Lin, who pleaded guilty on Sept. 19, 2007 to one count of transmitting computer code with the intent of causing damage in excess of $5,000, admitted modifying system code to “detonate” on April 23, 2004 – his birthday – and wipe out information in Medco's drug utilization review database, which is updated daily with patient-specific drug information.

The logic bomb, code designed to perform a malicious activity when specific conditions are met, did not work, but was discovered by another system administrator the following January.

U.S. Attorney Christopher Christie praised Franklin Lakes, N.J.-based Medco for bringing the case to the government's attention.

“That is the kind of cooperation we need and appreciated from private industry,” he said. “The results of this prosecution send a message to systems administrators and employees; and industries should feel comfortable and confident in coming to us when such cases arise.”

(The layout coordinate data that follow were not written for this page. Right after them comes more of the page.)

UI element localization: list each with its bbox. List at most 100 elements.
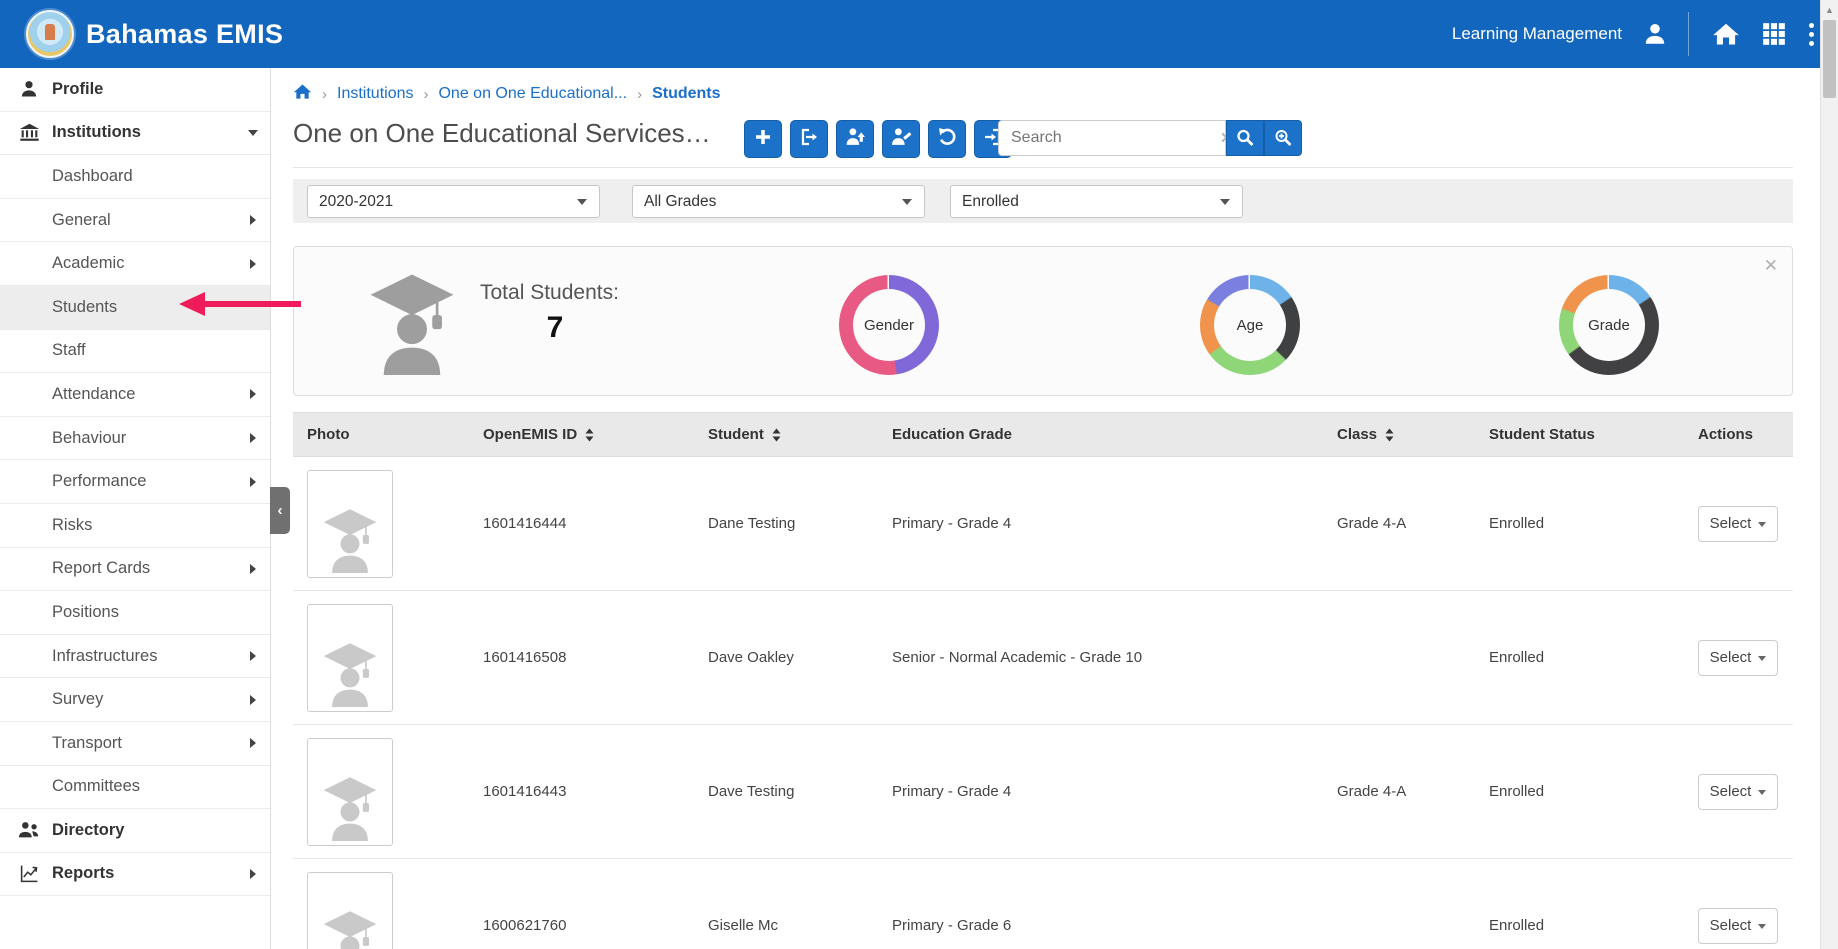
sidebar-item-label: Students [52, 297, 118, 316]
donut-label: Age [1214, 289, 1286, 361]
cell-class: Grade 4-A [1337, 783, 1407, 800]
select-action-button[interactable]: Select [1698, 907, 1778, 944]
academic-period-select[interactable]: 2020-2021 [307, 185, 600, 218]
sidebar-item-general[interactable]: General [0, 199, 270, 243]
total-students-value: 7 [546, 311, 564, 344]
breadcrumb-separator: › [322, 85, 327, 103]
sidebar-item-reports[interactable]: Reports [0, 853, 270, 897]
sidebar-item-institutions[interactable]: Institutions [0, 112, 270, 156]
sidebar-item-committees[interactable]: Committees [0, 766, 270, 810]
search-group: ✕ [998, 120, 1302, 156]
add-button[interactable] [744, 120, 782, 158]
column-header-class[interactable]: Class [1323, 426, 1475, 443]
cell-class: Grade 4-A [1337, 515, 1407, 532]
more-options-icon[interactable] [1809, 22, 1814, 46]
select-action-button[interactable]: Select [1698, 639, 1778, 676]
sidebar-item-label: Academic [52, 254, 125, 273]
search-input[interactable] [1009, 128, 1220, 148]
sidebar-item-staff[interactable]: Staff [0, 330, 270, 374]
account-icon[interactable] [1638, 17, 1672, 51]
breadcrumb-institution-name[interactable]: One on One Educational... [438, 85, 628, 102]
cell-education-grade: Senior - Normal Academic - Grade 10 [892, 649, 1143, 666]
table-row[interactable]: 1601416444 Dane Testing Primary - Grade 4 G… [293, 457, 1793, 591]
table-row[interactable]: 1600621760 Giselle Mc Primary - Grade 6 Enr… [293, 859, 1793, 949]
home-icon[interactable] [1709, 17, 1743, 51]
cell-openemis-id: 1601416443 [483, 783, 567, 800]
sidebar-item-students[interactable]: Students [0, 285, 270, 330]
search-button[interactable] [1226, 120, 1264, 156]
scroll-up-arrow[interactable]: ▲ [1825, 5, 1834, 15]
chevron-right-icon [250, 258, 256, 269]
chevron-right-icon [250, 215, 256, 226]
column-header-student[interactable]: Student [694, 426, 878, 443]
column-header-student-status: Student Status [1489, 426, 1595, 443]
sidebar-item-attendance[interactable]: Attendance [0, 373, 270, 417]
promote-students-button[interactable] [836, 120, 874, 158]
reports-icon [16, 863, 42, 884]
sidebar-item-dashboard[interactable]: Dashboard [0, 155, 270, 199]
graduate-icon [366, 271, 458, 380]
chevron-down-icon [1758, 790, 1767, 795]
column-header-openemis-id[interactable]: OpenEMIS ID [469, 426, 694, 443]
main-content: › Institutions › One on One Educational.… [271, 68, 1821, 949]
grade-filter-select[interactable]: All Grades [632, 185, 925, 218]
scrollbar-thumb[interactable] [1823, 20, 1836, 98]
column-header-actions: Actions [1698, 426, 1754, 443]
status-filter-select[interactable]: Enrolled [950, 185, 1243, 218]
sidebar-item-infrastructures[interactable]: Infrastructures [0, 635, 270, 679]
select-action-button[interactable]: Select [1698, 773, 1778, 810]
sidebar-item-label: General [52, 210, 111, 229]
sidebar-item-transport[interactable]: Transport [0, 722, 270, 766]
sidebar-item-profile[interactable]: Profile [0, 68, 270, 112]
cell-student-status: Enrolled [1489, 649, 1545, 666]
chevron-down-icon [1758, 522, 1767, 527]
advanced-search-button[interactable] [1264, 120, 1302, 156]
app-title: Bahamas EMIS [86, 18, 284, 49]
vertical-scrollbar[interactable]: ▲ [1820, 0, 1838, 949]
sidebar-item-report-cards[interactable]: Report Cards [0, 548, 270, 592]
sidebar-item-risks[interactable]: Risks [0, 504, 270, 548]
sidebar-collapse-handle[interactable]: ‹ [270, 487, 290, 534]
chevron-down-icon [1758, 656, 1767, 661]
apps-grid-icon[interactable] [1757, 17, 1791, 51]
sidebar-item-academic[interactable]: Academic [0, 242, 270, 286]
divider [293, 167, 1793, 168]
sort-icon [1384, 427, 1395, 443]
sidebar-item-label: Behaviour [52, 428, 127, 447]
cell-student-status: Enrolled [1489, 917, 1545, 934]
sidebar-item-behaviour[interactable]: Behaviour [0, 417, 270, 461]
summary-panel: ✕ Total Students: 7 Gender Age Grade [293, 246, 1793, 396]
topbar-divider [1688, 12, 1689, 56]
chevron-down-icon [248, 129, 258, 136]
chevron-right-icon [250, 651, 256, 662]
transfer-students-button[interactable] [882, 120, 920, 158]
gender-donut-chart: Gender [839, 275, 939, 375]
table-row[interactable]: 1601416508 Dave Oakley Senior - Normal Aca… [293, 591, 1793, 725]
select-action-button[interactable]: Select [1698, 505, 1778, 542]
sidebar-item-performance[interactable]: Performance [0, 460, 270, 504]
cell-education-grade: Primary - Grade 4 [892, 515, 1012, 532]
close-summary-icon[interactable]: ✕ [1763, 256, 1778, 275]
sidebar-item-label: Staff [52, 341, 86, 360]
breadcrumb-students[interactable]: Students [652, 85, 721, 102]
breadcrumb-institutions[interactable]: Institutions [337, 85, 414, 102]
grade-donut-chart: Grade [1559, 275, 1659, 375]
export-button[interactable] [790, 120, 828, 158]
cell-student-status: Enrolled [1489, 783, 1545, 800]
undo-button[interactable] [928, 120, 966, 158]
sidebar-item-survey[interactable]: Survey [0, 678, 270, 722]
graduate-icon [321, 507, 379, 577]
student-photo-placeholder [307, 871, 393, 949]
sidebar-item-positions[interactable]: Positions [0, 591, 270, 635]
column-header-education-grade: Education Grade [892, 426, 1013, 443]
export-icon [799, 127, 819, 152]
action-toolbar [744, 120, 1012, 158]
sidebar-item-label: Institutions [52, 123, 141, 142]
cell-education-grade: Primary - Grade 4 [892, 783, 1012, 800]
breadcrumb-home-icon[interactable] [293, 82, 312, 106]
graduate-icon [321, 775, 379, 845]
table-row[interactable]: 1601416443 Dave Testing Primary - Grade 4 G… [293, 725, 1793, 859]
chevron-right-icon [250, 563, 256, 574]
sidebar-item-directory[interactable]: Directory [0, 809, 270, 853]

Lin admitted in court that he created the virus in October 2003, when he feared that layoffs resulting from Medco's spinoff from Merck & Co. would affect him. While the merger did result in layoffs, Lin was not affected.

The former IT professional had faced a maximum sentence of 10 years in prison and a $250,000 fine.

Medco spokeswoman Jen Luddy told today that no sensitive data was affected by Lin's tampering.

“As a company vigilant in protecting our systems and data, we believe the sentence sends a strong message – there is zero tolerance for this type of conduct,” she said. “Medco has systems and controls in place to monitor its data-related assets and ensure their security. Medco detected and neutralized the activity ensuring the integrity of our systems.”

Tom Bennett, vice president of marketing for Raytheon Oakley Systems, told today that Lin would be considered a “high-risk” employee because he was employed as a systems administrator.

“In most security cases, it's an art between balancing access and letting business continue,” he said. “There's a concept of ‘who's watching the watcher,' where in this case you have a gentleman who has privileged access, but there should be someone [monitoring him].”